Especial vs. commodity

A diferença entre os cafés commodity e especial se sente na boca, mas vai bem além dela.

O primeiro se restringe a dividir os grãos nas espécies arábica e robusta, e foca na quantidade para obtenção de lucros. Igual para todos os produtores, o preço da saca (60 quilos) é diariamente de acordo com fatores como oferta e demanda, flutuação do dólar e clima. Em 22 de setembro, por exemplo, o quilo do arábica custava R$ 21,43 na bolsa. E o do robusta, R$ 12,45.

No mercado de cafés especiais, por outro lado, não há um teto de preço.

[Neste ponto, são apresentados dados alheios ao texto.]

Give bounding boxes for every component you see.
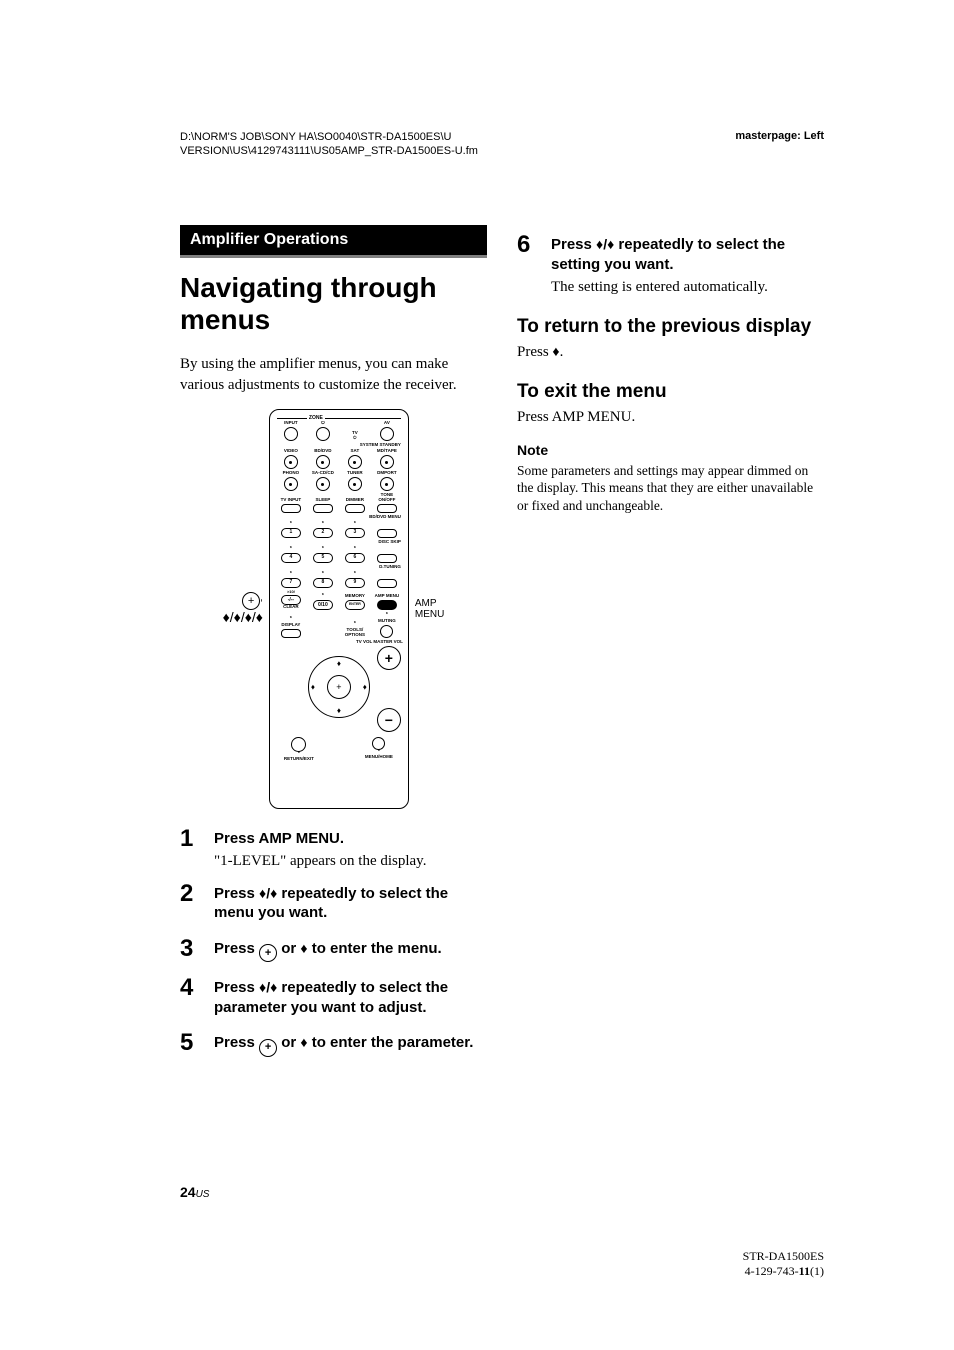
system-standby-label: SYSTEM STANDBY: [275, 443, 401, 448]
vol-minus-button: −: [377, 708, 401, 732]
step-6: 6 Press ♦/♦ repeatedly to select the set…: [517, 233, 824, 298]
page-region: US: [196, 1189, 210, 1200]
menu-label: MENU: [415, 609, 444, 620]
note-body: Some parameters and settings may appear …: [517, 462, 824, 515]
numpad-row-2: *4 *5 *6: [275, 547, 403, 564]
remote-row-2: VIDEO BD/DVD SAT MD/TAPE: [275, 449, 403, 469]
dpad-area: TV VOL MASTER VOL ♦ ♦ ♦ ♦ + + −: [275, 642, 403, 732]
numpad-row-1: *1 *2 *3: [275, 522, 403, 539]
dpad-ring: ♦ ♦ ♦ ♦ +: [308, 656, 370, 718]
right-column: 6 Press ♦/♦ repeatedly to select the set…: [517, 225, 824, 1071]
step-title: Press ♦/♦ repeatedly to select the menu …: [214, 884, 487, 923]
path-line-2: VERSION\US\4129743111\US05AMP_STR-DA1500…: [180, 145, 478, 157]
step-5: 5 Press + or ♦ to enter the parameter.: [180, 1031, 487, 1061]
step-title: Press ♦/♦ repeatedly to select the param…: [214, 978, 487, 1017]
path-line-1: D:\NORM'S JOB\SONY HA\SO0040\STR-DA1500E…: [180, 131, 451, 143]
step-title: Press AMP MENU.: [214, 829, 487, 849]
section-heading-bar: Amplifier Operations: [180, 225, 487, 258]
page-number: 24US: [180, 1184, 209, 1200]
subheading-return: To return to the previous display: [517, 316, 824, 339]
zone-label: ZONE: [277, 418, 401, 419]
step-4: 4 Press ♦/♦ repeatedly to select the par…: [180, 976, 487, 1021]
numpad-row-4: >10/-/--CLEAR *0/10 MEMORYENTER AMP MENU: [275, 590, 403, 610]
manual-page: D:\NORM'S JOB\SONY HA\SO0040\STR-DA1500E…: [0, 0, 954, 1350]
numpad-row-3: *7 *8 *9: [275, 572, 403, 589]
partno-pre: 4-129-743-: [745, 1264, 799, 1278]
remote-row-3: PHONO SA-CD/CD TUNER DMPORT: [275, 471, 403, 491]
page-number-value: 24: [180, 1184, 196, 1200]
dtuning-label: D.TUNING: [275, 565, 401, 570]
content-columns: Amplifier Operations Navigating through …: [180, 225, 824, 1071]
remote-row-4: TV INPUT SLEEP DIMMER TONE ON/OFF: [275, 493, 403, 513]
step-number: 5: [180, 1031, 202, 1061]
enter-icon: +: [259, 1039, 277, 1057]
enter-icon: +: [259, 944, 277, 962]
step-title: Press ♦/♦ repeatedly to select the setti…: [551, 235, 824, 274]
footer-model-info: STR-DA1500ES 4-129-743-11(1): [743, 1249, 824, 1280]
remote-diagram-row: +, ♦/♦/♦/♦ ZONE INPUT ⏻ TV⏻ AV SYSTEM ST…: [180, 409, 487, 809]
step-desc: "1-LEVEL" appears on the display.: [214, 852, 487, 872]
display-row: *DISPLAY *TOOLS/ OPTIONS *MUTING: [275, 613, 403, 637]
remote-control-illustration: ZONE INPUT ⏻ TV⏻ AV SYSTEM STANDBY VIDEO…: [269, 409, 409, 809]
amp-label: AMP: [415, 598, 437, 609]
subheading-exit: To exit the menu: [517, 381, 824, 404]
bottom-row: *RETURN/EXIT *MENU/HOME: [275, 736, 403, 762]
remote-row-1: INPUT ⏻ TV⏻ AV: [275, 421, 403, 441]
return-body: Press ♦.: [517, 342, 824, 362]
partno-post: (1): [810, 1264, 824, 1278]
exit-body: Press AMP MENU.: [517, 407, 824, 427]
step-title: Press + or ♦ to enter the menu.: [214, 939, 487, 963]
step-number: 6: [517, 233, 539, 298]
partno-bold: 11: [799, 1264, 810, 1278]
vol-plus-button: +: [377, 646, 401, 670]
step-title: Press + or ♦ to enter the parameter.: [214, 1033, 487, 1057]
page-title: Navigating through menus: [180, 272, 487, 336]
tvvol-label: TV VOL MASTER VOL: [356, 640, 403, 645]
callout-right: AMP MENU: [415, 598, 444, 620]
step-number: 4: [180, 976, 202, 1021]
step-number: 3: [180, 937, 202, 967]
header-masterpage: masterpage: Left: [735, 130, 824, 142]
model-number: STR-DA1500ES: [743, 1249, 824, 1263]
note-heading: Note: [517, 442, 824, 458]
step-number: 1: [180, 827, 202, 872]
step-desc: The setting is entered automatically.: [551, 278, 824, 298]
left-column: Amplifier Operations Navigating through …: [180, 225, 487, 1071]
enter-icon: +: [242, 592, 260, 610]
header-filepath: D:\NORM'S JOB\SONY HA\SO0040\STR-DA1500E…: [180, 130, 478, 159]
dpad-arrows-label: ♦/♦/♦/♦: [223, 609, 263, 625]
intro-paragraph: By using the amplifier menus, you can ma…: [180, 354, 487, 395]
step-number: 2: [180, 882, 202, 927]
step-1: 1 Press AMP MENU. "1-LEVEL" appears on t…: [180, 827, 487, 872]
bd-menu-label: BD/DVD MENU: [275, 515, 401, 520]
disc-skip-label: DISC SKIP: [275, 540, 401, 545]
step-3: 3 Press + or ♦ to enter the menu.: [180, 937, 487, 967]
callout-left: +, ♦/♦/♦/♦: [223, 592, 263, 625]
step-2: 2 Press ♦/♦ repeatedly to select the men…: [180, 882, 487, 927]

Para ser considerado como tal, porém, a bebida precisa atingir mais de 80 pontos na avaliação da SCA, Associação de Cafés Especiais fundada nos EUA em 1982 para estabelecer parâmetros de qualidade no setor e viabilizar outro tipo de comércio que não o commodity.

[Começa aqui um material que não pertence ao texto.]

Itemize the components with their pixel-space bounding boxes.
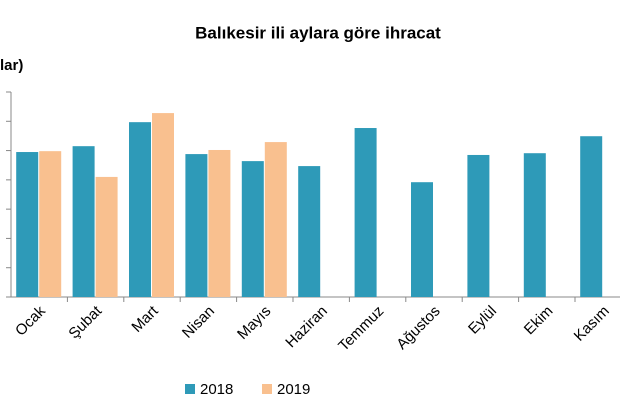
bar — [467, 154, 490, 297]
bar — [72, 146, 95, 297]
legend-swatch — [262, 384, 272, 394]
bar — [354, 128, 377, 297]
y-axis-label: lar) — [0, 57, 23, 74]
bar — [208, 149, 231, 297]
bar — [264, 142, 287, 297]
bar — [129, 122, 151, 298]
chart-title: Balıkesir ili aylara göre ihracat — [195, 23, 441, 42]
legend-label: 2019 — [277, 381, 310, 398]
bar — [523, 153, 546, 297]
bar — [152, 113, 174, 297]
legend-swatch — [185, 384, 195, 394]
bar — [39, 151, 62, 297]
bar — [298, 166, 321, 297]
legend-label: 2018 — [200, 381, 233, 398]
bar — [411, 182, 433, 297]
bar — [185, 154, 208, 297]
bar — [580, 136, 603, 297]
bar — [241, 161, 264, 297]
bar — [16, 152, 39, 297]
bar — [95, 176, 118, 297]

Por essa lógica, há a valorização das variedades e subvariedades existentes dentro de uma mesma espécie. “Geisha é uma variedade de arábica”, explica Gelma Franco, proprietária da rede de cafés Il Barista.

Produtores de alta qualidade conseguem aumentar os ganhos ao enviar seus microlotes para concursos para serem provados, pontuados e, eventualmente, premiados e leiloados.

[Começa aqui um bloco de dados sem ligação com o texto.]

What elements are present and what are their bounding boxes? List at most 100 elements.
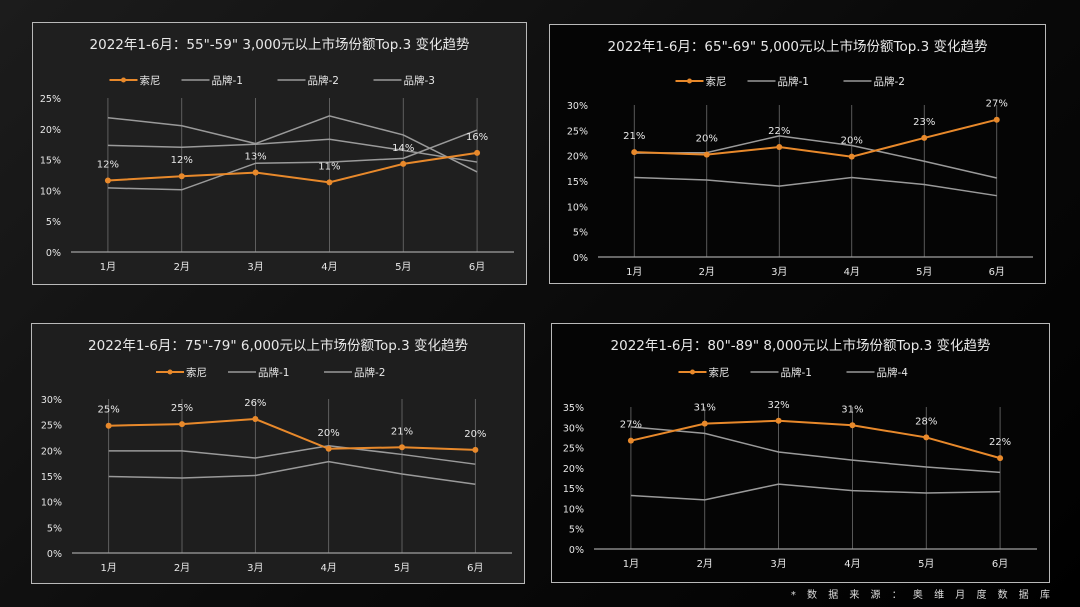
x-tick-label: 5月 xyxy=(918,558,934,570)
data-label: 31% xyxy=(841,404,863,415)
data-label: 14% xyxy=(392,143,414,154)
chart-title: 2022年1-6月：80"-89" 8,000元以上市场份额Top.3 变化趋势 xyxy=(610,338,991,354)
data-point xyxy=(105,422,112,429)
y-tick-label: 30% xyxy=(41,395,62,406)
legend-label: 索尼 xyxy=(706,75,727,88)
legend-label: 索尼 xyxy=(186,366,207,379)
x-tick-label: 3月 xyxy=(771,266,787,278)
data-point xyxy=(252,416,259,423)
x-tick-label: 2月 xyxy=(174,261,190,273)
data-label: 20% xyxy=(841,136,863,147)
x-tick-label: 1月 xyxy=(626,266,642,278)
x-tick-label: 5月 xyxy=(916,266,932,278)
legend-label: 品牌-2 xyxy=(308,74,339,87)
data-label: 31% xyxy=(694,403,716,414)
x-tick-label: 4月 xyxy=(844,266,860,278)
data-label: 23% xyxy=(913,117,935,128)
x-tick-label: 6月 xyxy=(467,562,483,574)
y-tick-label: 10% xyxy=(41,498,62,509)
y-tick-label: 10% xyxy=(567,202,588,213)
data-point xyxy=(775,417,782,424)
series-line-品牌-3 xyxy=(107,129,478,191)
data-label: 25% xyxy=(171,403,193,414)
data-point xyxy=(631,149,638,156)
legend-label: 索尼 xyxy=(709,366,730,379)
y-tick-label: 10% xyxy=(40,186,61,197)
y-tick-label: 0% xyxy=(569,545,584,556)
x-tick-label: 2月 xyxy=(697,558,713,570)
legend-label: 品牌-1 xyxy=(781,366,812,379)
x-tick-label: 4月 xyxy=(320,562,336,574)
data-label: 21% xyxy=(623,131,645,142)
series-line-品牌-4 xyxy=(630,483,1001,501)
y-tick-label: 25% xyxy=(567,126,588,137)
y-tick-label: 15% xyxy=(563,484,584,495)
chart-title: 2022年1-6月：75"-79" 6,000元以上市场份额Top.3 变化趋势 xyxy=(88,338,468,354)
x-tick-label: 1月 xyxy=(100,562,116,574)
data-label: 11% xyxy=(318,161,340,172)
y-tick-label: 20% xyxy=(40,125,61,136)
x-tick-label: 4月 xyxy=(844,558,860,570)
y-tick-label: 35% xyxy=(563,403,584,414)
line-chart: 索尼 品牌-1 品牌-4 0% 5% 10% 15% 20% 25% 30% 35% 1月 2月 3月 4月… xyxy=(563,366,1037,570)
x-tick-label: 1月 xyxy=(623,558,639,570)
chart-panel-65-69: 2022年1-6月：65"-69" 5,000元以上市场份额Top.3 变化趋势… xyxy=(549,24,1046,284)
y-tick-label: 5% xyxy=(46,217,61,228)
chart-panel-75-79: 2022年1-6月：75"-79" 6,000元以上市场份额Top.3 变化趋势… xyxy=(31,323,525,584)
y-tick-label: 25% xyxy=(563,444,584,455)
series-line-索尼 xyxy=(107,151,478,184)
x-tick-label: 3月 xyxy=(770,558,786,570)
y-tick-label: 5% xyxy=(47,523,62,534)
x-tick-label: 5月 xyxy=(395,261,411,273)
y-tick-label: 20% xyxy=(563,464,584,475)
data-point xyxy=(399,444,405,451)
series-line-索尼 xyxy=(630,419,1001,460)
data-label: 20% xyxy=(464,429,486,440)
legend-label: 品牌-3 xyxy=(404,74,435,87)
data-label: 22% xyxy=(768,126,790,137)
data-point xyxy=(997,455,1004,462)
x-tick-label: 3月 xyxy=(247,261,263,273)
data-label: 13% xyxy=(244,152,266,163)
y-tick-label: 0% xyxy=(46,248,61,259)
data-label: 27% xyxy=(620,420,642,431)
y-tick-label: 30% xyxy=(563,423,584,434)
series-line-品牌-2 xyxy=(634,176,997,197)
legend-marker xyxy=(167,369,173,375)
y-tick-label: 20% xyxy=(567,152,588,163)
data-point xyxy=(921,134,928,141)
y-tick-label: 10% xyxy=(563,504,584,515)
legend-marker xyxy=(687,78,692,84)
chart-panel-55-59: 2022年1-6月：55"-59" 3,000元以上市场份额Top.3 变化趋势… xyxy=(32,22,527,285)
y-tick-label: 5% xyxy=(569,525,584,536)
x-tick-label: 3月 xyxy=(247,562,263,574)
chart-panel-80-89: 2022年1-6月：80"-89" 8,000元以上市场份额Top.3 变化趋势… xyxy=(551,323,1050,583)
data-point xyxy=(400,160,407,167)
legend-marker xyxy=(121,77,126,83)
data-point xyxy=(472,446,479,453)
data-source-note: * 数 据 来 源 ： 奥 维 月 度 数 据 库 xyxy=(790,590,1054,601)
series-line-品牌-1 xyxy=(630,426,1001,474)
chart-title: 2022年1-6月：65"-69" 5,000元以上市场份额Top.3 变化趋势 xyxy=(607,39,988,55)
legend-label: 品牌-2 xyxy=(874,75,905,88)
legend-label: 品牌-4 xyxy=(877,366,909,379)
data-point xyxy=(703,151,710,158)
data-point xyxy=(178,173,185,180)
series-line-索尼 xyxy=(634,118,997,158)
data-point xyxy=(252,169,259,176)
line-chart: 索尼 品牌-1 品牌-2 0% 5% 10% 15% 20% 25% 30% 1月 2月 3月 4月 5月 6… xyxy=(567,75,1033,278)
data-point xyxy=(701,420,708,427)
x-tick-label: 1月 xyxy=(100,261,116,273)
data-point xyxy=(923,434,930,441)
legend-label: 品牌-1 xyxy=(212,74,243,87)
x-tick-label: 4月 xyxy=(321,261,337,273)
data-label: 27% xyxy=(986,99,1008,110)
y-tick-label: 15% xyxy=(41,472,62,483)
y-tick-label: 15% xyxy=(40,156,61,167)
data-label: 20% xyxy=(696,134,718,145)
data-label: 32% xyxy=(767,400,789,411)
line-chart: 索尼 品牌-1 品牌-2 品牌-3 0% 5% 10% 15% 20% 25% 1月 2月 3月 4月 5月… xyxy=(40,74,514,273)
data-point xyxy=(179,421,185,428)
data-point xyxy=(993,116,1000,123)
data-label: 12% xyxy=(97,160,119,171)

“Isso está se tornando comum em países produtores, como o Panamá. Torrefações de diferentes países dão lances”, conta Boram.

Fazendas renomadas, caso da Lamastus, também possuem leilões privados. Wilford Jr. diz que entre os interessados geralmente estão empresas dos Estados Unidos, Europa, Oriente Médio e Ásia, como Japão e Taiwan. Aliás, Oorecorde de US$ 6.034 foi após sete horas de leilão.

Por que o grãos de café do Panamá

O famoso terroir

Atualmente, o geisha tem produção em quinze países. No Panamá, foi introduzido na década de 1960 e depois esquecido pela dificuldade de cultivo. A redescoberta aconteceu em 2004 por Daniel Peterson, da Hacienda La Esmeralda.

Após ser vendido a US$ 21, valor absurdamente alto para época, o grupo de produtores da região de Chiquiri se uniu na missão de fazer a plantação vingar. Com mais conhecimento que a geração anterior, eles descobriram que estavam no lugar perfeito para a variedade.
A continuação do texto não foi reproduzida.